30 I do not suggest that in all cases such information ought be provided to a sentencing judge by counsel, but certainly where the judge invites assistance in the sentencing task I can see no reason why counsel should be reluctant to provide it. Relevant and accurate sentencing information is much more readily available today than was the case in years past. In my opinion, the exercise of the sentencing discretion may be intuitive, but it neither is, nor should be, uninformed.
31 Computer data bases such as those of the Victorian Sentencing Manual (available to the public on the website of the Judicial College of Victoria) and of the Sentencing Advisory Council are very valuable research tools. The website of the Sentencing Advisory Council is also linked to a number of additional sites, both in Victoria and nationally, which also provide statistical information concerning sentencing.
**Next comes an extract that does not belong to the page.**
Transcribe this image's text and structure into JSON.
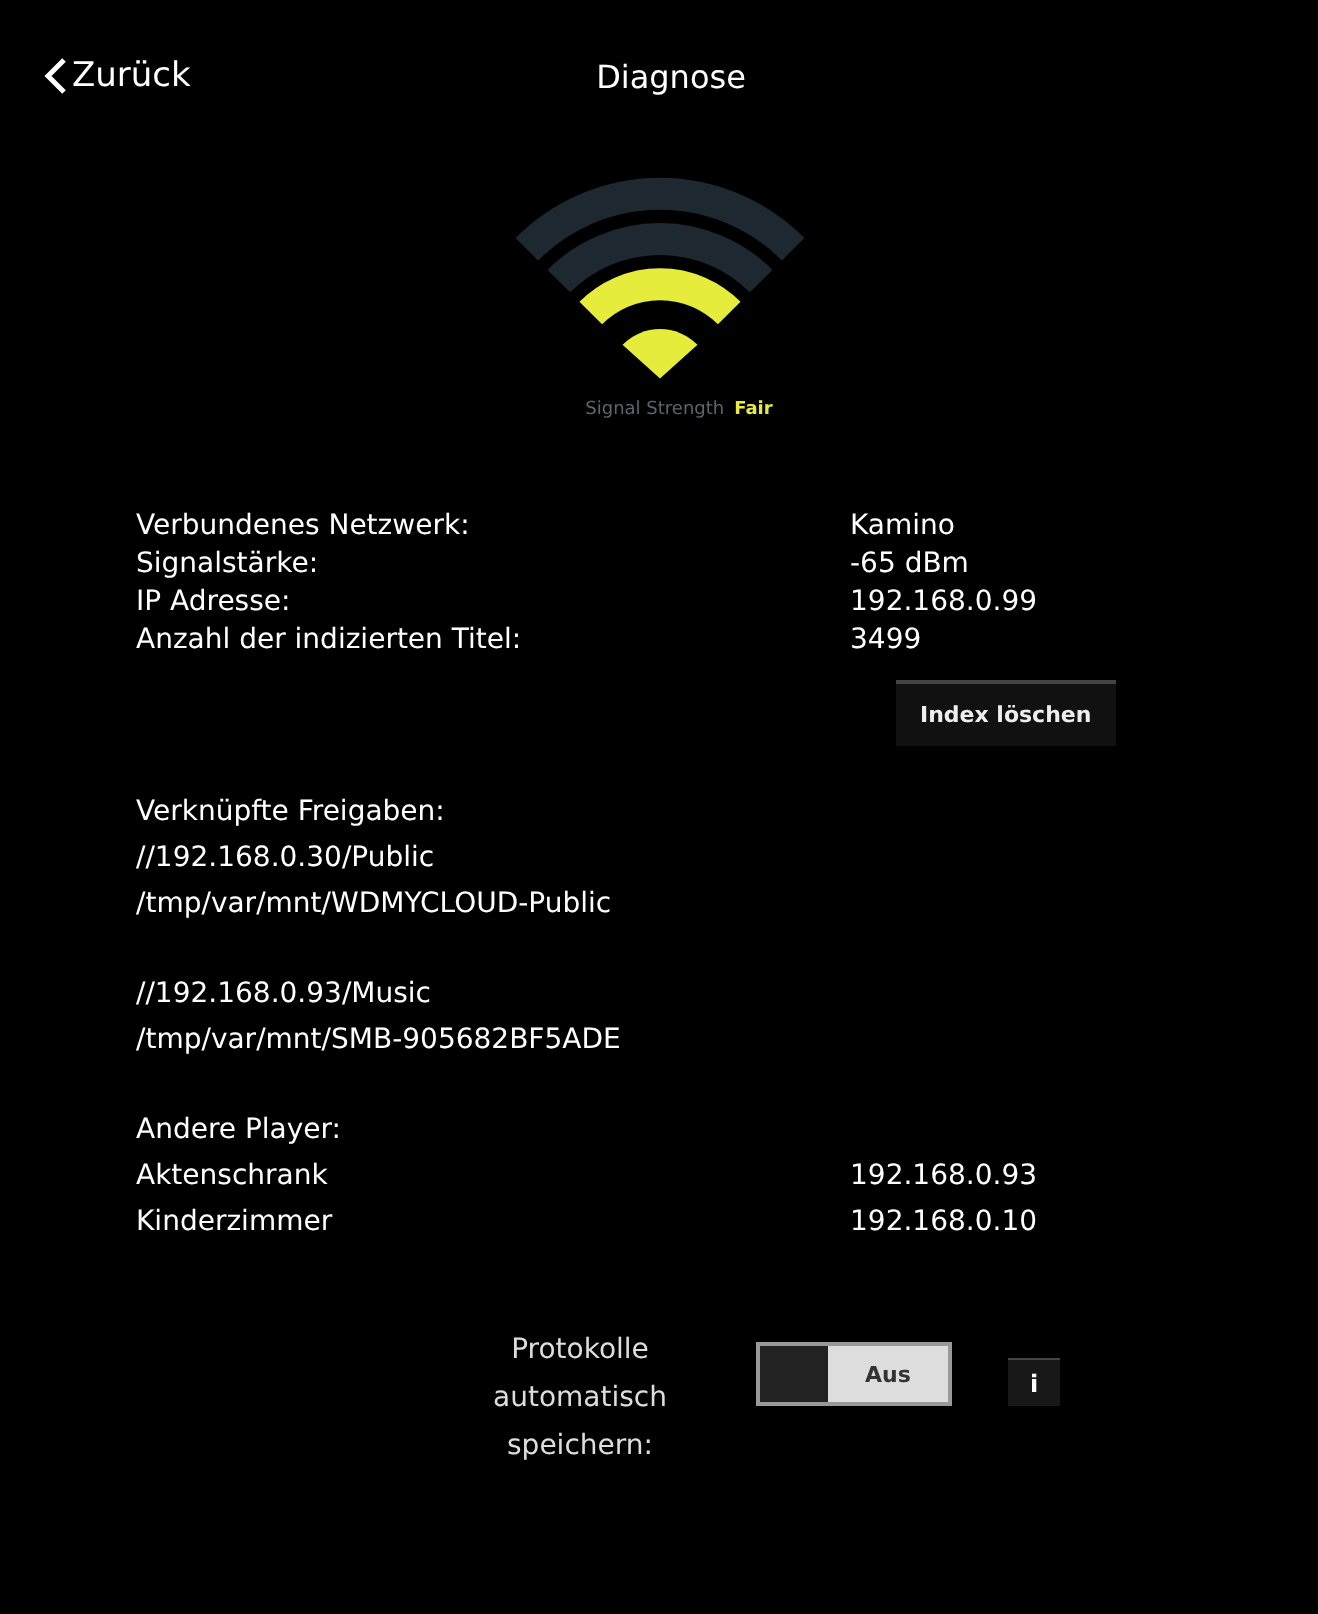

32 It is to be borne in mind that upon reserving to consider a sentencing decision a judge can conduct his or her own research on sentencing practices whether by consulting sentencing text books, decided cases or by searching relevant data bases. It would rarely be the case that it was necessary for the judge to alert counsel to such researches, since the relevant sentencing issues would inevitably have been addressed during the plea, at least in broad terms. Nonetheless, the sentencing process would be more transparent if counsel and the judge discussed such research information before sentence was passed.
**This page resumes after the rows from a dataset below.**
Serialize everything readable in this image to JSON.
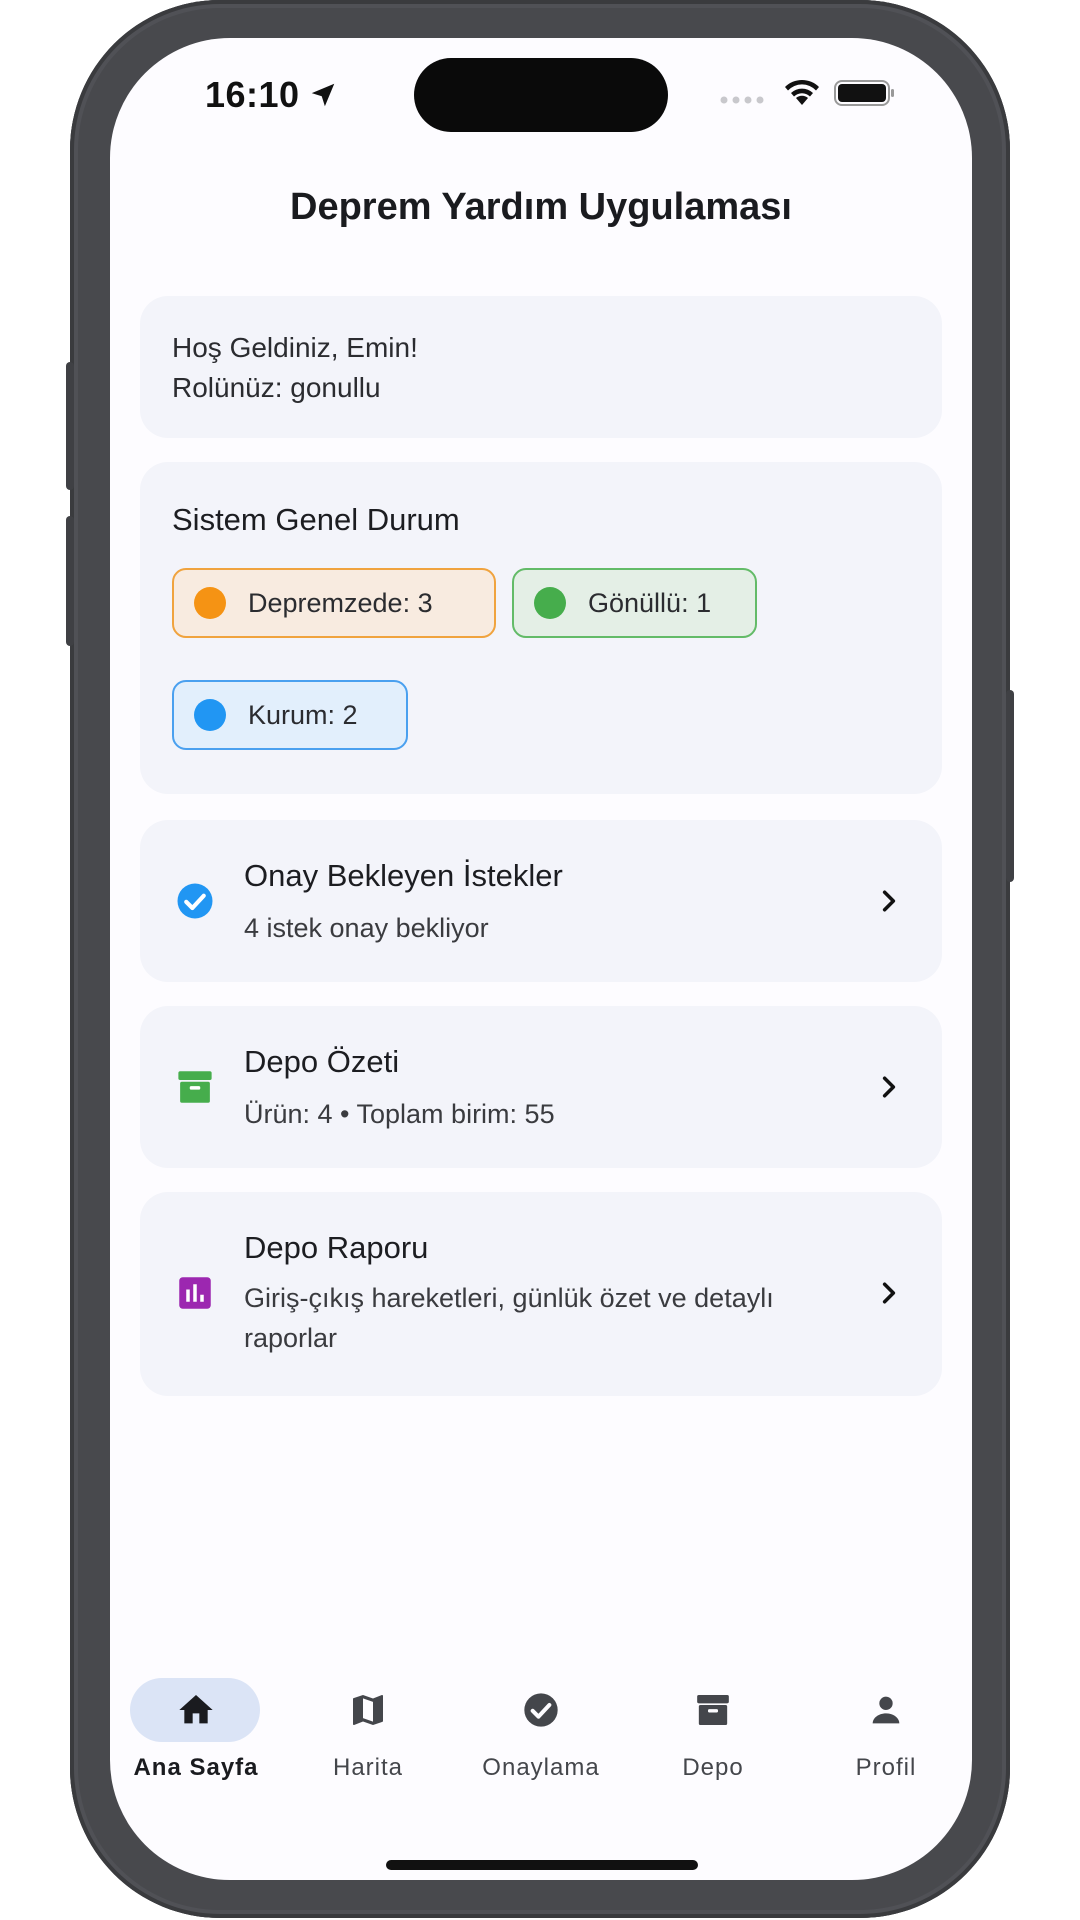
{
  "status_bar": {
    "time": "16:10",
    "icons": [
      "location-arrow-icon",
      "signal-dots-icon",
      "wifi-icon",
      "battery-icon"
    ]
  },
  "header": {
    "title": "Deprem Yardım Uygulaması"
  },
  "welcome": {
    "greeting": "Hoş Geldiniz, Emin!",
    "role": "Rolünüz: gonullu"
  },
  "system_status": {
    "title": "Sistem Genel Durum",
    "chips": [
      {
        "label": "Depremzede: 3",
        "color": "#f59314"
      },
      {
        "label": "Gönüllü: 1",
        "color": "#46ad4c"
      },
      {
        "label": "Kurum: 2",
        "color": "#2196f3"
      }
    ]
  },
  "cards": [
    {
      "title": "Onay Bekleyen İstekler",
      "subtitle": "4 istek onay bekliyor",
      "icon": "check-circle-icon",
      "icon_color": "#2196f3"
    },
    {
      "title": "Depo Özeti",
      "subtitle": "Ürün: 4 • Toplam birim: 55",
      "icon": "archive-icon",
      "icon_color": "#46ad4c"
    },
    {
      "title": "Depo Raporu",
      "subtitle": "Giriş-çıkış hareketleri, günlük özet ve detaylı raporlar",
      "icon": "bar-chart-icon",
      "icon_color": "#9c27b0"
    }
  ],
  "bottom_nav": {
    "active": "Ana Sayfa",
    "items": [
      {
        "label": "Ana Sayfa",
        "icon": "home-icon"
      },
      {
        "label": "Harita",
        "icon": "map-icon"
      },
      {
        "label": "Onaylama",
        "icon": "check-circle-icon"
      },
      {
        "label": "Depo",
        "icon": "archive-icon"
      },
      {
        "label": "Profil",
        "icon": "person-icon"
      }
    ]
  }
}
33 Sentencing is, of course, a task that places great emphasis on experience, but not all sentencing judges will be able to call on such experience. The task of determining the sentencing range can be daunting, even for the most conscientious judge. Ironically, the very fact that so many sentencing decisions are now reported or are available upon a search of the internet can make the task of determining the relevant range more, rather than less, difficult.
34 In my opinion the Courts should not discourage counsel from providing such practical assistance as Ms Dixon has demonstrated could have been provided to the judge in this case. The judge made it clear that he was inviting assistance in the exercise of his task; he was not inviting counsel to usurp his role.
35 In this case, for the reasons given by Buchanan, J.A., I consider that sentencing error vitiated the sentence, and the sentencing discretion is therefore re-opened. It is therefore unnecessary to resolve the ground under which complaint is made that the sentence was manifestly excessive. I leave open the question whether the current sentencing range for manslaughter offences pays too little regard to the intention of Parliament, as manifested by the increase in the maximum sentence, to highlight the seriousness of the offence. The range of conduct embraced by manslaughter verdicts makes it an offence for which it is extremely difficult to impose rigid standards as to
what constitutes an appropriate sentence.
36 Upon re-sentencing, I would impose the sentence proposed by Buchanan, J.A. Without deciding whether the sentence imposed by the judge was manifestly excessive, I nonetheless consider that had the judge received the assistance which we received from counsel on both sides on the appeal, then he would have imposed a lower sentence than he did impose.
37 Save for the matters of emphasis discussed above, I agree with the reasons stated by Buchanan, J.A. in concluding that the appeal should be allowed, and I agree with the orders proposed by his Honour.